103 emekli amiralin 4 Nisan’da yayınladıkları bir bildiri ortalığı karıştırdı. Bildiri, son günlerde iktidarın tartışmaya açtığı Montrö Boğazlar Sözleşmesinin önemi ve tarikat cüppeli amiral meselesinden duydukları üzüntüleri üzerineydi. İktidarın yeni bir mağduriyet yaratmak, “demokrasi ve milli iradeyi” ne kadar çok önemsediklerini (!) sert şekilde vurgulamak için ayaklarına gelen bu harika pası gole çevirmemesi düşünülemezdi elbet. Bu bildiriden azami siyasal faydayı sağlamaya derhal başladılar.

“Bana her şey seni hatırlatıyor” şarkısında olduğu gibi, iktidar gündemdeki her konuyu bir şekilde Kanal İstanbul’a bağlıyor. Çevre ve Şehircilik Bakanı Murat Kurum bildiriye karşı yaptığı açıklamada (bağlantı pek anlaşılamasa da) “Kanal İstanbul’u yapacağız. Şimdi her zamankinden daha çok inanıyoruz” dedi.

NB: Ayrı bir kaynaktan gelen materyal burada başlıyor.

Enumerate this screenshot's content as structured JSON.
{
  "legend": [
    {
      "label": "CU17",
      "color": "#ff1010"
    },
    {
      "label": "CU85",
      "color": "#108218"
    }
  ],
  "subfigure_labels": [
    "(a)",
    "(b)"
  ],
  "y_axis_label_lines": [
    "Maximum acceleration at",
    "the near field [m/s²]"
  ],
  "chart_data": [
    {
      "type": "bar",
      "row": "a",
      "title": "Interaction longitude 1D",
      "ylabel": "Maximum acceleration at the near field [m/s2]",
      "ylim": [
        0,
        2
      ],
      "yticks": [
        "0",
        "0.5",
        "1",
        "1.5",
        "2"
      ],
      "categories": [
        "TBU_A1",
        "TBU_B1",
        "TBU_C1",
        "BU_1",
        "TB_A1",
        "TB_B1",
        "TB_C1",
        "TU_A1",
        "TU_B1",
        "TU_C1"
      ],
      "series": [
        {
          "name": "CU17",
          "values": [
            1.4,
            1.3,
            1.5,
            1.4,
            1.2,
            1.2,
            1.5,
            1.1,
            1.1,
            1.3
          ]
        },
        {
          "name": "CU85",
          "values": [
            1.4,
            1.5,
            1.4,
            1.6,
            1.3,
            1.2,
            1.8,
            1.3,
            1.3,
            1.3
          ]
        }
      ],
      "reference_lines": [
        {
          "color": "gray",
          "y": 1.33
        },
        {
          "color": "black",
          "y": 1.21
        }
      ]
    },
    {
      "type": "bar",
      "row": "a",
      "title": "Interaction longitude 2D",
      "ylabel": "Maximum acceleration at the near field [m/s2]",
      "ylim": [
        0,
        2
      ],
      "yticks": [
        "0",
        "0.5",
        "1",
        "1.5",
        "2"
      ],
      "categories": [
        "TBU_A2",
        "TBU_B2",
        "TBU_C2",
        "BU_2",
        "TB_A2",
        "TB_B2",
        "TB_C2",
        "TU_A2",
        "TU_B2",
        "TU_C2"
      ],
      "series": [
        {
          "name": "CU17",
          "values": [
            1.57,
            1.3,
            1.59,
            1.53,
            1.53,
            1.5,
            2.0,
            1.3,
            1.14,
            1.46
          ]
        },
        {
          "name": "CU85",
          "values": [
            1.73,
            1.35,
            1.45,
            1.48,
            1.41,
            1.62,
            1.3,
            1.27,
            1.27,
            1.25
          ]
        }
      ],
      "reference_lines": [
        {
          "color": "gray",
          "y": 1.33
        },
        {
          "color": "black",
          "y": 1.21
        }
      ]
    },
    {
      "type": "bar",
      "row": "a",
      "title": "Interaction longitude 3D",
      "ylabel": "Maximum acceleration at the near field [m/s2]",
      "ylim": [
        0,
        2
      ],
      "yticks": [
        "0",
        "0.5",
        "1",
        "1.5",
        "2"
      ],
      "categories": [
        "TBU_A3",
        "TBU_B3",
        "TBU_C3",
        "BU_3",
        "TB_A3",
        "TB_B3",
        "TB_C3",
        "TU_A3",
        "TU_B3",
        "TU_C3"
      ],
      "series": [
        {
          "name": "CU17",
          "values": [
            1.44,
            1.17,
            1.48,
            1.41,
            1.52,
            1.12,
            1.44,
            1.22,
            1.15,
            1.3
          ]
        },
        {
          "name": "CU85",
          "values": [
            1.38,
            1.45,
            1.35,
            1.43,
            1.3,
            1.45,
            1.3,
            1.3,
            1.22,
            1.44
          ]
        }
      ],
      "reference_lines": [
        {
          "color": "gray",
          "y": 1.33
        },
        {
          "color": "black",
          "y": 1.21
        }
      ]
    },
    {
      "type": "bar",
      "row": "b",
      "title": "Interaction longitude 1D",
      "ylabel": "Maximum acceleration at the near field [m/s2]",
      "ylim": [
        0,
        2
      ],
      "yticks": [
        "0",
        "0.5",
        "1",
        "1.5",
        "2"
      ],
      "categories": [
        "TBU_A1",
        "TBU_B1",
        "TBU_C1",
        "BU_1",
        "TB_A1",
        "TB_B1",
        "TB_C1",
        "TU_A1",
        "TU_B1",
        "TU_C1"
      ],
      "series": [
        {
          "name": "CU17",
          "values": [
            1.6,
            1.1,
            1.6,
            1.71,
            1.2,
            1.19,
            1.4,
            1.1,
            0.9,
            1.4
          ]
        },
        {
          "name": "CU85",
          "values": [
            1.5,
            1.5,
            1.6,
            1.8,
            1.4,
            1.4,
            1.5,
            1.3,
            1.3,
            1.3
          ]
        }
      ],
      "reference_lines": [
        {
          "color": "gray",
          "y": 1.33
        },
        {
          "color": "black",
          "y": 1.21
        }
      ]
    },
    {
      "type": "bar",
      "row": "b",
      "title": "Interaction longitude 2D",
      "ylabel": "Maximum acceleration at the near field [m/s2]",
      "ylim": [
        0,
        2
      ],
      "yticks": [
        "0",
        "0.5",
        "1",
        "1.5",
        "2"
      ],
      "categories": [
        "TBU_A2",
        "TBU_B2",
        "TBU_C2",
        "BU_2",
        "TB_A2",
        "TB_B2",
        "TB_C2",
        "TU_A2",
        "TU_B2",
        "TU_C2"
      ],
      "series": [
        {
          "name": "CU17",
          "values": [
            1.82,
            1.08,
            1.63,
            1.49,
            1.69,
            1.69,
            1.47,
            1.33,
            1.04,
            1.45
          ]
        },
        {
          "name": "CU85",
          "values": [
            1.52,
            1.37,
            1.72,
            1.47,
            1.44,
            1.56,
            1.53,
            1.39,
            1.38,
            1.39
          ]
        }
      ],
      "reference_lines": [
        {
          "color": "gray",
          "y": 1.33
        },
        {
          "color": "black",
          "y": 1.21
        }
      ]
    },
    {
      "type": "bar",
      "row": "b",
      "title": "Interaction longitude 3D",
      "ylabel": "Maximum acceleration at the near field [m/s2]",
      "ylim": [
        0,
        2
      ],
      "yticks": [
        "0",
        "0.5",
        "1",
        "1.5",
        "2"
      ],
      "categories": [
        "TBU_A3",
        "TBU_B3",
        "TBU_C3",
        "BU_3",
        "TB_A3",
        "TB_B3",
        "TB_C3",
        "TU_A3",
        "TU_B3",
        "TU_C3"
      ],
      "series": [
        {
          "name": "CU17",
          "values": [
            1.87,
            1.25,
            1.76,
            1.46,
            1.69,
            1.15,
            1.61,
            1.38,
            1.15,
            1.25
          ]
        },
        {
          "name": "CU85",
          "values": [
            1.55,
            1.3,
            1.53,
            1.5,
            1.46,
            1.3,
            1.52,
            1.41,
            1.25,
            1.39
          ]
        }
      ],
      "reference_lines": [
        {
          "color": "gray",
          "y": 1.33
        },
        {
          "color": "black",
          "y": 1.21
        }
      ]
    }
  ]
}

Cumhurbaşkanı Erdoğan da bildiriye yanıtında Kanal İstanbul’a değinmeden geçemedi. "Türkiye, Kanal İstanbul sayesinde Montrö'deki sınırlamalarının dışında tamamen kendi egemenliğinde bir alternatife kavuşmuş olacaktır. Bu bizim egemenlik mücadelemizdir." dedi.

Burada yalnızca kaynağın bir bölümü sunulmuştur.